Susan placed the phone on her lap, forgetting to turn it off. ‘I don’t like your tone. I am talking to my pastor, not just any man.’
‘Your pastor?’ he asked.
‘Yes, my pastor. I have been trying to get us some help for our marriage.’
‘Help? Is that what you call the brain washing sessions you attend every week at his church? I don’t need any help from those hypocrites!’ he snapped, his hands gripped the steering wheel tightly.
They drove on in silence, Susan gathering her thoughts. ‘Why do you hate the church so much?’ she asked her husband. He didn’t answer her. She looked out at the passing cars. ‘I want us to have peace in our home. We ought to sit with the pastor and resolve our issues.’
‘You want me to go to that deceiver? That will never happen. You have to stop attending that church! He is the cause of all our marital problems,’ Bassey said. ‘I don’t want you to see that pastor again. He is poisoning your mind against me, slowly destroying our marriage.’
‘Our marriage was in shambles before I went to him for help,’ Susan retorted.
‘That man is a deceiver. He tells you lies in the name of religion. He wants you to break your marital vows and abandon our marriage.’
‘Do you want to know the truth?’ she turned to him as he drove. ‘It is because of that pastor that I can still tolerate you. It is because of him that I return to that house everyday to see you. I hate coming to that house. I hate everything about you. You spend your time hanging out with your drinking buddies and come back home in the early hours of the morning.’ She caught her breath. ‘Tell me, what do you and your friends do all night?’
‘Are you accusing me of something because if you are let me know what it is,’ Bassey said.
‘Do you and your drinking buddies also spend time with whores?’ she hit the dashboard of the car. ‘I met that skinny girl you are chasing all over town. What do you see in her? Is she better than me? What has she got that you are ready to throw away our marriage away for?’
Bassey said nothing. His eyes were glued on the road.

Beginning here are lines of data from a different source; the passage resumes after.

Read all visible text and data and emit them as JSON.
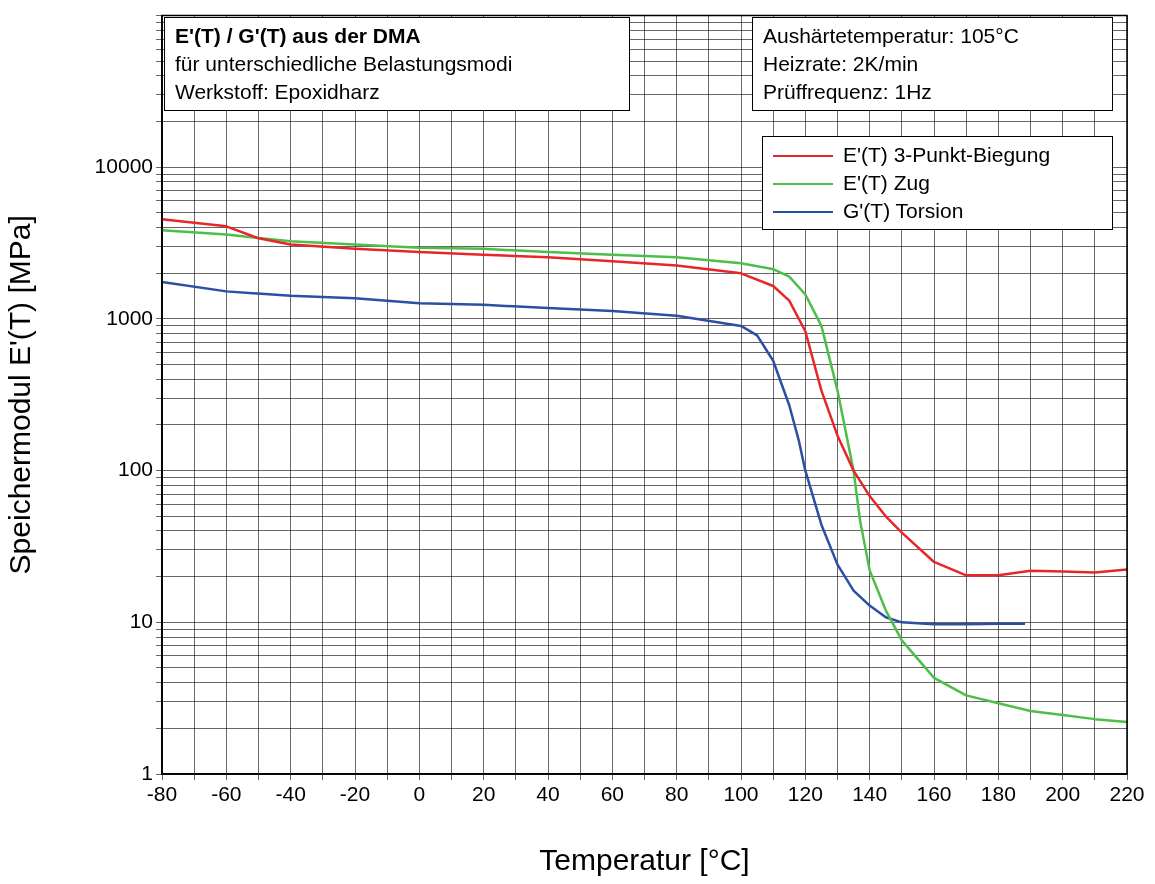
{
  "chart_data": {
    "type": "line",
    "title": "E'(T) / G'(T) aus der DMA",
    "subtitle": "für unterschiedliche Belastungsmodi",
    "xlabel": "Temperatur [°C]",
    "ylabel": "Speichermodul E'(T) [MPa]",
    "annotations": [
      "Werkstoff: Epoxidharz",
      "Aushärtetemperatur: 105°C",
      "Heizrate: 2K/min",
      "Prüffrequenz: 1Hz"
    ],
    "log": "y",
    "grid": true,
    "legend": "top right",
    "marker": "none",
    "line_style": "solid",
    "xlim": [
      -80,
      220
    ],
    "xticks": [
      -80,
      {
        "value": -70,
        "label": null
      },
      -60,
      {
        "value": -50,
        "label": null
      },
      -40,
      {
        "value": -30,
        "label": null
      },
      -20,
      {
        "value": -10,
        "label": null
      },
      0,
      {
        "value": 10,
        "label": null
      },
      20,
      {
        "value": 30,
        "label": null
      },
      40,
      {
        "value": 50,
        "label": null
      },
      60,
      {
        "value": 70,
        "label": null
      },
      80,
      {
        "value": 90,
        "label": null
      },
      100,
      {
        "value": 110,
        "label": null
      },
      120,
      {
        "value": 130,
        "label": null
      },
      140,
      {
        "value": 150,
        "label": null
      },
      160,
      {
        "value": 170,
        "label": null
      },
      180,
      {
        "value": 190,
        "label": null
      },
      200,
      {
        "value": 210,
        "label": null
      },
      220
    ],
    "ylim": [
      1,
      100000
    ],
    "yticks": [
      1,
      {
        "value": 2,
        "label": null
      },
      {
        "value": 3,
        "label": null
      },
      {
        "value": 4,
        "label": null
      },
      {
        "value": 5,
        "label": null
      },
      {
        "value": 6,
        "label": null
      },
      {
        "value": 7,
        "label": null
      },
      {
        "value": 8,
        "label": null
      },
      {
        "value": 9,
        "label": null
      },
      10,
      {
        "value": 20,
        "label": null
      },
      {
        "value": 30,
        "label": null
      },
      {
        "value": 40,
        "label": null
      },
      {
        "value": 50,
        "label": null
      },
      {
        "value": 60,
        "label": null
      },
      {
        "value": 70,
        "label": null
      },
      {
        "value": 80,
        "label": null
      },
      {
        "value": 90,
        "label": null
      },
      100,
      {
        "value": 200,
        "label": null
      },
      {
        "value": 300,
        "label": null
      },
      {
        "value": 400,
        "label": null
      },
      {
        "value": 500,
        "label": null
      },
      {
        "value": 600,
        "label": null
      },
      {
        "value": 700,
        "label": null
      },
      {
        "value": 800,
        "label": null
      },
      {
        "value": 900,
        "label": null
      },
      1000,
      {
        "value": 2000,
        "label": null
      },
      {
        "value": 3000,
        "label": null
      },
      {
        "value": 4000,
        "label": null
      },
      {
        "value": 5000,
        "label": null
      },
      {
        "value": 6000,
        "label": null
      },
      {
        "value": 7000,
        "label": null
      },
      {
        "value": 8000,
        "label": null
      },
      {
        "value": 9000,
        "label": null
      },
      10000,
      {
        "value": 20000,
        "label": null
      },
      {
        "value": 30000,
        "label": null
      },
      {
        "value": 40000,
        "label": null
      },
      {
        "value": 50000,
        "label": null
      },
      {
        "value": 60000,
        "label": null
      },
      {
        "value": 70000,
        "label": null
      },
      {
        "value": 80000,
        "label": null
      },
      {
        "value": 90000,
        "label": null
      },
      {
        "value": 100000,
        "label": null
      }
    ],
    "series": [
      {
        "name": "E'(T) 3-Punkt-Biegung",
        "color": "#e8262a",
        "x": [
          -80,
          -60,
          -50,
          -40,
          -20,
          0,
          20,
          40,
          60,
          80,
          100,
          110,
          115,
          120,
          125,
          130,
          135,
          140,
          145,
          150,
          160,
          170,
          180,
          190,
          200,
          210,
          220
        ],
        "values": [
          4550,
          4080,
          3400,
          3100,
          2900,
          2760,
          2650,
          2550,
          2400,
          2250,
          2000,
          1650,
          1320,
          830,
          337,
          170,
          100,
          68,
          50,
          39,
          25,
          20.4,
          20.4,
          21.9,
          21.6,
          21.3,
          22.3
        ]
      },
      {
        "name": "E'(T) Zug",
        "color": "#4dbf48",
        "x": [
          -80,
          -60,
          -40,
          -20,
          0,
          20,
          40,
          60,
          80,
          100,
          110,
          115,
          120,
          125,
          130,
          135,
          137,
          140,
          145,
          150,
          160,
          170,
          180,
          190,
          200,
          210,
          220
        ],
        "values": [
          3850,
          3600,
          3250,
          3100,
          2950,
          2900,
          2760,
          2650,
          2550,
          2330,
          2130,
          1900,
          1450,
          900,
          337,
          100,
          47,
          22,
          12,
          7.6,
          4.3,
          3.3,
          2.93,
          2.6,
          2.45,
          2.3,
          2.2
        ]
      },
      {
        "name": "G'(T) Torsion",
        "color": "#2b4fa3",
        "x": [
          -80,
          -60,
          -40,
          -20,
          0,
          20,
          40,
          60,
          80,
          100,
          105,
          110,
          115,
          118,
          120,
          125,
          130,
          135,
          140,
          145,
          150,
          160,
          170,
          180,
          188
        ],
        "values": [
          1750,
          1520,
          1420,
          1370,
          1270,
          1240,
          1180,
          1130,
          1050,
          900,
          780,
          530,
          270,
          157,
          100,
          44,
          24,
          16.2,
          12.9,
          10.8,
          10,
          9.7,
          9.7,
          9.8,
          9.8
        ]
      }
    ]
  }
}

‘Answer me!’ she raised her voice.
‘Are you saying you and your pastor are better than me because I hang out with my friends? Is that what he tells you in his church?’ He laughed bitterly. ‘I knew it was a mistake to allow you go to that church. Now you think you are better than me. You all are hypocrites, especially that pastor of yours.’
‘How dare you insult that good man? His only sin has been to pray for me and counsel me to remain with you!’ Susan shouted at him.
‘Well, if you think he is that good why don’t you move out of my house and move in with him?’ the car swerved to the right. Horns blared.
‘Is that what you want?’ she asked. ‘Have you found a whore to satisfy your desires?’ she accused him.
He said nothing. They drove on in silence.
Susan turned to her husband. ‘Bassey, do you love me? Was there a time in our relationship that you cared about me as a human being and not as something to use to satisfy your lust?’
Akpabio glanced at his wife and turned his eyes back on the road.
Susan continued. ‘I want to know if you feel anything for me. Do you?’ she asked him in a shaky voice. Her husband kept driving.
She wiped tears off her cheeks. ‘So you cannot tell me if you feel anything for me?’ She turned away from him and started crying softly.
The hand that held the phone shook slightly as he turned it off. He had heard enough. He shut his eyes for a moment thinking about the conversation he heard between Bassey and Susan. If Bassey didn’t feel anything for Susan, he knew what he felt for her. It was an emotion stronger than anything he had ever felt before for a woman. Although he enjoyed the feeling the emotion brought but it was getting out of control. He once thought he was in control of the emotion but he was shocked to discover the emotion rearing up its head even during sacred moments of prayer in church. It suddenly dawned on him that the emotion he felt for Susan had become an obsession, an animal that needed to be fed constantly and was making him it’s slave.
For the first time pastor Ogedengbe realised he was dealing with a dangerous emotion and he wasn’t quite sure how to handle it.